Por uma psico-política de resistência

Por uma psico-política de resistência
Yanomami, Amazonas, 1974 (Foto: Claudia Andujar/Cortesia Galeria Vermelho)

 

 

Sempre ouvi a história de que os passeios turísticos nas dunas de Natal/RN são precedidos pela pergunta “com ou sem emoção”? “Com emoção” implicaria em manobras arriscadas, trazendo a constante ameaça de acidentes, ferimentos graves ou morte iminente. “Sem emoção” equivaleria a apenas desfrutar com prazer a paisagem. Tudo o que eu queria agora era poder decidir se eu quero eleições com ou sem emoção. Se eu pudesse escolher, preferiria não ter que aguardar o resultado das urnas com pavor acerca do futuro das próximas gerações. Infelizmente, o mês de outubro será, quer eu queira ou não, “com emoção” e por isso proponho uma pausa para pensar um pouco sobre o papel das emoções e dos sentimentos na política.
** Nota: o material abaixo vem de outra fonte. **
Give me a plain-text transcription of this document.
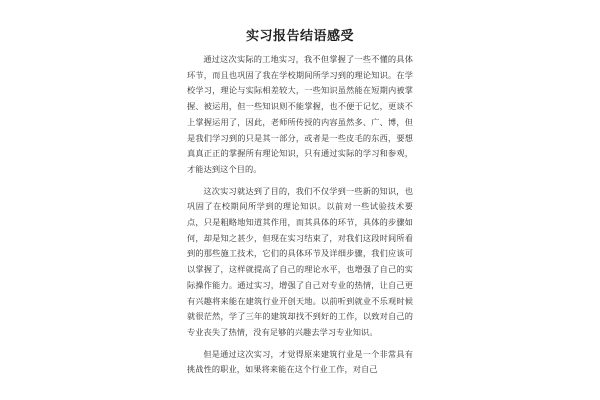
实习报告结语感受

通过这次实际的工地实习，我不但掌握了一些不懂的具体环节，而且也巩固了我在学校期间所学习到的理论知识。在学校学习，理论与实际相差较大，一些知识虽然能在短期内被掌握、被运用，但一些知识则不能掌握，也不便于记忆，更谈不上掌握运用了，因此，老师所传授的内容虽然多、广、博，但是我们学习到的只是其一部分，或者是一些皮毛的东西，要想真真正正的掌握所有理论知识，只有通过实际的学习和参观，才能达到这个目的。

这次实习就达到了目的，我们不仅学到一些新的知识，也巩固了在校期间所学到的理论知识。以前对一些试验技术要点，只是粗略地知道其作用，而其具体的环节，具体的步骤如何，却是知之甚少，但现在实习结束了，对我们这段时间所看到的那些施工技术，它们的具体环节及详细步骤，我们应该可以掌握了，这样就提高了自己的理论水平，也增强了自己的实际操作能力。通过实习，增强了自己对专业的热情，让自己更有兴趣将来能在建筑行业开创天地。以前听到就业不乐观时候就很茫然，学了三年的建筑却找不到好的工作，以致对自己的专业丧失了热情，没有足够的兴趣去学习专业知识。

但是通过这次实习，才觉得原来建筑行业是一个非常具有挑战性的职业，如果将来能在这个行业工作，对自己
Talvez fosse importante começar fazendo distinções. Embora sejam usados comumente como sinônimos, emoção e sentimento apontam para experiências diferentes. As emoções são individuais, passageiras e mobilizadoras. Os sentimentos admitem comunicação, compartilhamento e são mais duráveis. Por isso um passeio nas dunas “sem emoção” pode ser acompanhado simultaneamente de um sentimento de paz e harmonia. Não falamos nunca de uma emoção de solidariedade, culpa ou até mesmo de vergonha alheia, pois emoção, ao contrário do sentimento, é sempre pontual e auto-centrada, não permitindo espaço para a voz do outro. As emoções são mais subjetivas, ao passo que os sentimentos são inter-subjetivos e ancorados no mundo. As emoções são mais aceleradas e impulsivas, enquanto os sentimentos são mais lentos e estáveis e por isso mesmo não se opõem necessariamente à racionalidade ou ao pensamento. Todo pensamento é atravessado de sentimentos, todo sentimento é pensante. Já as emoções são pré-conscientes e instintivas. Emoções e sentimentos fazem parte estrutural da existência humana, mas têm sido sido cada vez mais capturadas por isso que o filósofo sul-coreano Byung-chul Han chamou de “psico-política”, ou seja, o controle e gerenciamento das ações através de um condicionamento afetivo.

A psico-política não é necessariamente uma novidade. Muito tempo atrás Platão já sonhava com alguma droga ou poção servida pelos deuses que pudesse insuflar medo aos cidadãos, tornando-os assim mais facilmente administrados pelos governantes. Se Platão estivesse vivo hoje certamente ficaria feliz em saber que seu sonho foi realizado. A droga que provoca medo nas pessoas existe e se chama mídia de massa, incluindo aí nesse conceito as redes sociais. Foi isso que bem observou Marilyn Manson em sua famosa entrevista para o documentário de Michel Moore, Tiros em Columbine de 2009. Perguntado se ouvir heavy metal ou jogar videogames contribuiriam para o aumento da violência entre os jovens, o roqueiro respondeu de forma muito perspicaz que a verdadeira causa estaria na indústria política e econômica de promoção do medo:  “Se você assiste TV, se você assiste ao noticiário, você está sendo insuflado de medo […] É uma propaganda contínua de medo e de consumo. É tudo baseado na ideia de que mantendo todos com medo, todos vão consumir. É muito simples”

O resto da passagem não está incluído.